Step 1: (a) Given data

Mass of the girl, ${\mathrm{m}}_{\mathrm{g}}=35kg$

Mass of the trolley, ${\mathrm{m}}_t=5kg$

Total mass of the girl and the trolley,$\mathrm{m}=40kg$

Initial velocity,$u=4m{s}^{-1}$

Final velocity, $v=0m{s}^{-1}$

Distance travelled, $S=16m$

Step 2

The retardation of the trolley.

The negative acceleration or the retardation can be found by using the relation $v^2=u^2+2aS$, where $a$ is the acceleration.
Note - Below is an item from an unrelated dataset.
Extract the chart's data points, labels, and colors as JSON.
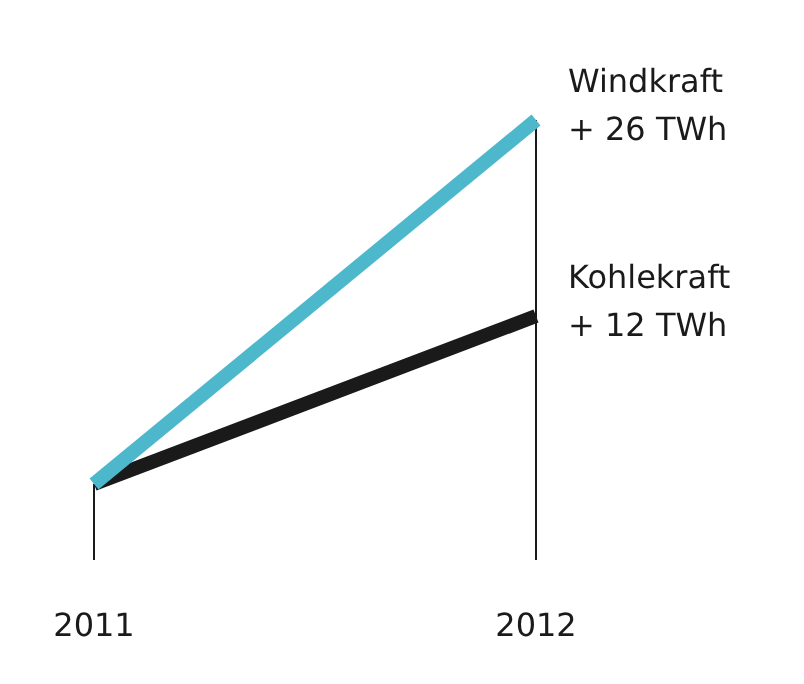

$\begin{array}{rcl}a& =& \frac{v^2-u^2}{2S}\\ & =& \frac{{\left(0m/s\right)}^2-{\left(4m/s\right)}^2}{2\times 16m}\\ & =& \frac{-16}{2\times 16}\\ & =& -0.5m{s}^{-2}\end{array}$

Calculate the force $F$ by using the relation $F=ma$:

$\begin{array}{rcl}F& =& ma\\ & =& 40kg\times -0.5m{s}^{-2}\\ & =& -20N\end{array}$

Calculate the work done $\mathrm{W}$ by the trolley:

$\begin{array}{rcl}\mathrm{W}& =& F·S\\ & =& -20N\times 16m\\ & =& -320J\end{array}$

We can ignore the negative sign because the work done with respect to the initial force applied is being determined.

Step 2: (b) The work done by the girl is zero since she is sitting in the trolley, and hence there is no displacement with respect to the trolley.